Felipe en Suresnes

Gobernar con mayoría absoluta es fácil. Ni estás obligado a pactar ni tienes que dar explicaciones a la tropa

En 2012, Spielberg recogió en la película Lincoln los esfuerzos del presidente americano para lograr la aprobación de la Decimotercera Enmienda. El director presenta esos días como un ejercicio de equilibrismo entre lograr que el Congreso rechace la esclavitud antes de que acabe la contienda y procurar que finalice antes de que retornen las matanzas por primavera. Entre contentar a quienes desean una negociación con los estados del sur y quienes no están dispuestos a sentarse a hablar cuando el fin se ve próximo. Entre los votos imposibles y los que pueden comprarse. Si prefieren la versión rosa del ejercicio del poder, pueden ver El presidente y Miss Wade, pero desde 1864 hasta nuestros días han transcurrido 156 años para que solo haya cambiado las formas de los encargados de arañar los votos que faltan.

Gobernar con mayoría absoluta es fácil. Ni estás obligado a pactar, porque te sobran votos, ni tienes que dar explicaciones a la tropa, porque eres el albacea de esos votos que han dado a tu partido la mayoría. Y entiéndase el "tu" en el sentido que indica propiedad. Felipe González debe saberlo porque disfrutó de esa posición. Como también lo hizo de la disciplina interna que llevó a Alfonso Guerra a sentenciar que "el que se mueve no sale en la foto". Diciplina cuya inobservancia ha permitido a ambos salir a la palestra hace unos días poniendo a caer de un burro al gobierno de un partido del que se sienten huérfanos. Cada uno tiene derecho a sentirse como quiere.
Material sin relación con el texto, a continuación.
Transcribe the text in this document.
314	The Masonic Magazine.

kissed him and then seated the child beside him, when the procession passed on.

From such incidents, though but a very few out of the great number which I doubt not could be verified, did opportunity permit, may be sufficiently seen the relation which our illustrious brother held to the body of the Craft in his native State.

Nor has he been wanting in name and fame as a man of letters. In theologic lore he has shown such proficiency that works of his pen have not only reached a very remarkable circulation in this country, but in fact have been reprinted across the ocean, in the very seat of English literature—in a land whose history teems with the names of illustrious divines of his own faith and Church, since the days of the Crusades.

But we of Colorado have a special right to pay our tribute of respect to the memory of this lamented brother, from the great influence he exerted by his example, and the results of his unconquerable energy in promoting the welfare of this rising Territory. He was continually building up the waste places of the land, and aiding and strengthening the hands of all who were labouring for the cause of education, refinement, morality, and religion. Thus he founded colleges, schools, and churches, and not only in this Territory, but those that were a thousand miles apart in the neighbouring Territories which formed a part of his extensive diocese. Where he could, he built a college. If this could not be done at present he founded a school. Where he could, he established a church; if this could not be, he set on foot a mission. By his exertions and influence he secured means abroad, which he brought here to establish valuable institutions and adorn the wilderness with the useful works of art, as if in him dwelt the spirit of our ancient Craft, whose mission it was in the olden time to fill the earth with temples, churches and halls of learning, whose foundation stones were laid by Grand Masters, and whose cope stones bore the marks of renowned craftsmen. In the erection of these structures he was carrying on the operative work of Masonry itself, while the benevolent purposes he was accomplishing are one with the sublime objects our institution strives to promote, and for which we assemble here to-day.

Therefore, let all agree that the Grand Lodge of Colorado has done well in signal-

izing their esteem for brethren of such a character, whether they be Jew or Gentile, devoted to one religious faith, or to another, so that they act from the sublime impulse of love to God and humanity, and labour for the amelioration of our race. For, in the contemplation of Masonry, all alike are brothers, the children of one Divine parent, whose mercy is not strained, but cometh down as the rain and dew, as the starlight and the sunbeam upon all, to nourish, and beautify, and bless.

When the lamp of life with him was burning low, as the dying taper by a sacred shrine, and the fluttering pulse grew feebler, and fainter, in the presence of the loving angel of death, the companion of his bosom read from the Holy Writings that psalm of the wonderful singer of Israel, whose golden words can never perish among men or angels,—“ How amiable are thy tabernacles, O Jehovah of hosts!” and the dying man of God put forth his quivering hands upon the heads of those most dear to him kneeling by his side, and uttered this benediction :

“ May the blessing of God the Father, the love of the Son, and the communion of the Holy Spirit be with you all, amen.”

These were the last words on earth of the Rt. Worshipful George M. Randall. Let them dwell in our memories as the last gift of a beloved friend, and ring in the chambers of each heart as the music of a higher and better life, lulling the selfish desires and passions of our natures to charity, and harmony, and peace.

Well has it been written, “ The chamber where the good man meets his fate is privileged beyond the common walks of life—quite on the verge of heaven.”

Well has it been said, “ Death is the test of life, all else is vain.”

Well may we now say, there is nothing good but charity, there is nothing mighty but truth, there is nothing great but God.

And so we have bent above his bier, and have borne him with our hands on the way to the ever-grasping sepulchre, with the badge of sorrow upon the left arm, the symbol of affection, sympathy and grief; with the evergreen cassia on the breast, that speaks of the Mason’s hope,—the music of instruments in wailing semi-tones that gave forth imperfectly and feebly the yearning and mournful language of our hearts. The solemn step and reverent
Quizás por eso muchos militantes, que no se pondrían ni por un minuto en el pellejo de Sanchez, no reconocen al Felipe que parió al PSOE que llegó al gobierno por primera vez en la democracia, sino a un abuelo empeñado en seguir viviendo su vida a través de la de sus hijos. Como los viejos patriarcas, cuando Adriana Lastra le contestó, el replicó airado que nadie le manda callar. Nadie lo había hecho, aunque muchos hubieran deseado que estuviera en silencio. Esgrimió un argumento ad hóminen con el que presentarse dolido a la vez que como abanderado de una libertad de expresión que la diputada no le negó. Se limitó a recordarle que ahora son otros quienes tienen la responsabilidad de gobernar el país y el partido en unas circunstancias muy distintas a las que él vivió. Como bien le dijo, ella "siempre escucha a los mayores". Por eso le repitió más o menos lo mismo que él le dijo a Llopis en Suresnes.